It’s that time of year again when many of us are spending every waking moment working on some ARC grant application. I’m currently writing a Discovery Grant application and there are quite a lot of differences in this year’s application compared to previous years. These include:
- The section numbering. What was E is now C, and there are new letters F and G.
- More work! For example, in F13.3, each of the “Ten-best career publications” requires a 30 word description of the impact and significance of the publication. Each paper in F13.2 (papers from the last five years) must be aligned with a previous Discovery Project if applicable.
- No paper printout, everything is uploaded in the RMS system.
I am currently about half-way through and here are some things I’ve learnt so far which might help you in economising your time and effort:
- The budget part hasn’t changed much from previous years, so you can do what you always did. The only difference is that you do everything through RMS.
- First write down your objectives for C2, and use these as notional subheadings for C3 and C4.

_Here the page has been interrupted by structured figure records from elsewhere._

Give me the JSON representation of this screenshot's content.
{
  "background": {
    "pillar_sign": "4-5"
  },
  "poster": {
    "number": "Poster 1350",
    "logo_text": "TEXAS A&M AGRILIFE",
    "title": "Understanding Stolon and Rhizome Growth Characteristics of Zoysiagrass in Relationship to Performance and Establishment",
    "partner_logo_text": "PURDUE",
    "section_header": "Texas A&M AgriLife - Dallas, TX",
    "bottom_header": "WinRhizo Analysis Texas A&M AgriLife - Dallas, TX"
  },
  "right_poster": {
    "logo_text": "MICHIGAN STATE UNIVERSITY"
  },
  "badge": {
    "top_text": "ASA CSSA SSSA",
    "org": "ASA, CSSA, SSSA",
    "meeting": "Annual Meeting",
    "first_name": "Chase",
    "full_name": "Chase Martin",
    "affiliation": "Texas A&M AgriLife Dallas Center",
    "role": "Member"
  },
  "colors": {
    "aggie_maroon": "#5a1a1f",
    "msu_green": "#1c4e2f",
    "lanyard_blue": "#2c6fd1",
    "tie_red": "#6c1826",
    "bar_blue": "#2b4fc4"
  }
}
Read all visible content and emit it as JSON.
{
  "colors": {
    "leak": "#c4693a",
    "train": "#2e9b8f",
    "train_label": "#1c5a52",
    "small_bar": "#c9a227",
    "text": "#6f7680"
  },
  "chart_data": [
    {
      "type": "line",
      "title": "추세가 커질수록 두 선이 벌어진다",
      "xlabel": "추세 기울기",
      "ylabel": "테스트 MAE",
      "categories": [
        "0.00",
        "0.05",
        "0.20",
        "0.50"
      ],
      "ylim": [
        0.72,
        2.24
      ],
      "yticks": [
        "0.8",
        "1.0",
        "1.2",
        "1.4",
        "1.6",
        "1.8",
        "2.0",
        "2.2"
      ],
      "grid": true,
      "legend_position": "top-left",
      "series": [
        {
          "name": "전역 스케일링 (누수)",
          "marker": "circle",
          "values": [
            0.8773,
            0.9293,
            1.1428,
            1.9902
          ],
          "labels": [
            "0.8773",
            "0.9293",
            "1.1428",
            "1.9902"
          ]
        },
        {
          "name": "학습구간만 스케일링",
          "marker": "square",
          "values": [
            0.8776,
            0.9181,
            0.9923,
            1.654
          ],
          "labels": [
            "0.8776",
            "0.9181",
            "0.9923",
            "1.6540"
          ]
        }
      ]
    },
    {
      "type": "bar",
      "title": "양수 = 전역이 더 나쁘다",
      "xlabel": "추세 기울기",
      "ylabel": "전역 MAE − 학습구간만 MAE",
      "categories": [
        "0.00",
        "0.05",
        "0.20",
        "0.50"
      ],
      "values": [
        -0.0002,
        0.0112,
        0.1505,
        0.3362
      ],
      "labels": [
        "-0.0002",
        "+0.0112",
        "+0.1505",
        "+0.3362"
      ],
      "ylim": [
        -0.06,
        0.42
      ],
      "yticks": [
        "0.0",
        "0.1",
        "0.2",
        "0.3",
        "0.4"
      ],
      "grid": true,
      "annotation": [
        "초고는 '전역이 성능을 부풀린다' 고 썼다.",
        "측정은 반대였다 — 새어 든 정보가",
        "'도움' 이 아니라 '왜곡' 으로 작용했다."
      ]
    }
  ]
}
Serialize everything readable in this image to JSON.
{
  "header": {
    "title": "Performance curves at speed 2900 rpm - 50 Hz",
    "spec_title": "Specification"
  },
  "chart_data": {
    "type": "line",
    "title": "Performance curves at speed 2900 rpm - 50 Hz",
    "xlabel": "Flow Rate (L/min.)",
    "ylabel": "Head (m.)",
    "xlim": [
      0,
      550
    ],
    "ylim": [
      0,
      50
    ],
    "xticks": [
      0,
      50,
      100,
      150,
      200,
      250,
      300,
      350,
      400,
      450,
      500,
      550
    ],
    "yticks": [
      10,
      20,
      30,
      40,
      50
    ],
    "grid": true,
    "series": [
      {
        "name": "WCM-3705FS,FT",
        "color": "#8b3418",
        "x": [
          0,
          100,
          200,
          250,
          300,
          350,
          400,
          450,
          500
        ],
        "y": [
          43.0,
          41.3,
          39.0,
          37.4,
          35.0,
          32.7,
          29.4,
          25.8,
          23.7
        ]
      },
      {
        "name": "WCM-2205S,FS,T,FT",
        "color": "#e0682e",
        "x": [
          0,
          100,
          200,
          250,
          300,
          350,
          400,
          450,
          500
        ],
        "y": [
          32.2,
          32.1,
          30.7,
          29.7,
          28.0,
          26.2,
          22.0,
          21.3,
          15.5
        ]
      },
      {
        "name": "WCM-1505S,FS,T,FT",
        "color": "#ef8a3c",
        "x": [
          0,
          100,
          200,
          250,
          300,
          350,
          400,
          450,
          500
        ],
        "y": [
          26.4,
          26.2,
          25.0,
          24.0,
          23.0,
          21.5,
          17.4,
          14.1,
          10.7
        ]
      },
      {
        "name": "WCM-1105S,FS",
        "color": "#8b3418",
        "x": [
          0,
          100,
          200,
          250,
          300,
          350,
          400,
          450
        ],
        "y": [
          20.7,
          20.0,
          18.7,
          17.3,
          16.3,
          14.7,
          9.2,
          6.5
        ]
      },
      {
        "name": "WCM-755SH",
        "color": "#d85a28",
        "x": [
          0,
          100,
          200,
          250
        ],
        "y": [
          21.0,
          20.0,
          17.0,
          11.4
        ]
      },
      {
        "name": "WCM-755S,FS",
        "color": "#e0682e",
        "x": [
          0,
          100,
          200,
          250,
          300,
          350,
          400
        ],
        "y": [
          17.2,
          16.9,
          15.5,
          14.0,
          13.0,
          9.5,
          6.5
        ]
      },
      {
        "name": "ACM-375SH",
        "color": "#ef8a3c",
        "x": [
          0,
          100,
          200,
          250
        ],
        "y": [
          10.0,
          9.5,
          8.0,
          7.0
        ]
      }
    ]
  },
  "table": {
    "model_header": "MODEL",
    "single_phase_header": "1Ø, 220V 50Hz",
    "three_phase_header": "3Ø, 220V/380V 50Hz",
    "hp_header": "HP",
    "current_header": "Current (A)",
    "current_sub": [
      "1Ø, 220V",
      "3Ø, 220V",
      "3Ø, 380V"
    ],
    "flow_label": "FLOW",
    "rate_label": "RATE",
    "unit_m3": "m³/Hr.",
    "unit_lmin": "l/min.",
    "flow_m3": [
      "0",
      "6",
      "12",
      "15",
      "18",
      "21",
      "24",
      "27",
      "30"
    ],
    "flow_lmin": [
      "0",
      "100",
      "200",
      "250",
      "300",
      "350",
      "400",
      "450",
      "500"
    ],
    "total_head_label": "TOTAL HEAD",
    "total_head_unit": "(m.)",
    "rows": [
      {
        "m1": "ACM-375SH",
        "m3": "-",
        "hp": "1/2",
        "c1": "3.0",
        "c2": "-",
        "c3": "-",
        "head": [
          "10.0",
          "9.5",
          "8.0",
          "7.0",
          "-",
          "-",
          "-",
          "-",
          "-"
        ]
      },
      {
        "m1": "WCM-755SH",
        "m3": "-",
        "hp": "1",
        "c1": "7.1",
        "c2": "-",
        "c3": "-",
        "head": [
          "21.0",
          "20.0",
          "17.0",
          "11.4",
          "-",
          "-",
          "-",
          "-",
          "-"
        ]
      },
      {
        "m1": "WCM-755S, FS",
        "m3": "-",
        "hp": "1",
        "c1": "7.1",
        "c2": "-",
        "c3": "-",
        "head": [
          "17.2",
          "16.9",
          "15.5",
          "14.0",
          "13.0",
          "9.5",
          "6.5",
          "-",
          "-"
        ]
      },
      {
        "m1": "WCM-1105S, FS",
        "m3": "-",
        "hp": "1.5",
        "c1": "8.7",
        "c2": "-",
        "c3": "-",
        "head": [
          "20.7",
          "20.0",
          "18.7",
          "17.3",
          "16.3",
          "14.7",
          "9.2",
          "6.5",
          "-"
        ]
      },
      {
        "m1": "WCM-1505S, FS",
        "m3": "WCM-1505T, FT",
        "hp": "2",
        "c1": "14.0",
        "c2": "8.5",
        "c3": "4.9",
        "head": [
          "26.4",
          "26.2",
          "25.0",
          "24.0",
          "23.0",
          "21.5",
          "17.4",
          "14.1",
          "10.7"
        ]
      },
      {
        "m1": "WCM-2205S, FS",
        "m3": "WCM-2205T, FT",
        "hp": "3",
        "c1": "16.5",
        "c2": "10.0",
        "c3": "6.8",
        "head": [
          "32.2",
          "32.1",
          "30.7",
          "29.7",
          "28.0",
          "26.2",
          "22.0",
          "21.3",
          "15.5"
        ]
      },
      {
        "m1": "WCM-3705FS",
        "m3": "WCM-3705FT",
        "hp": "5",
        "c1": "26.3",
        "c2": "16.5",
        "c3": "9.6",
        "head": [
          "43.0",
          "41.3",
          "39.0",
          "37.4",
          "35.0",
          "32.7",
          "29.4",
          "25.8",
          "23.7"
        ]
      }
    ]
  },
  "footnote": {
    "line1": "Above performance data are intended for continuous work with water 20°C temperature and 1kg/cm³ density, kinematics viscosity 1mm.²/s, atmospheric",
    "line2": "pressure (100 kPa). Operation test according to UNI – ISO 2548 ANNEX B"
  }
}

- Then start writing “C3 Significance and Innovation”. I think of this section as the middle ground, and so what you over-write here usually spills over into C2 and C4. The C2 section gives the subtext and philosophy of the project without details on the background theory. The background theory finds its place in C3 because usually the significance, motivation, innovation and impact is better phrased within a story of the subject.
- C4 is really the “how to” part of the proposal. When you feel like you’ve started describing methodology in C3, move the material to C4, but don’t be afraid to write too much in C3. I find it difficult to separate the two sections while I’m writing. I think it is best to write a whole slab of stuff on a particular topic, and then separate them into the two sections afterwards.
- C2 is now much easier to write when you can see what examples and themes you will need to make C3 and C4 easier to understand and more cohesive. Be imaginative, write enthusiastically and do a lot of brain-storming with your C2 section. This is probably the most important part of the application. Your C2 should be understandable to another academic who may not be familiar with your discipline, but might be from an allied discipline (e.g., physics and chemistry, history and english literature).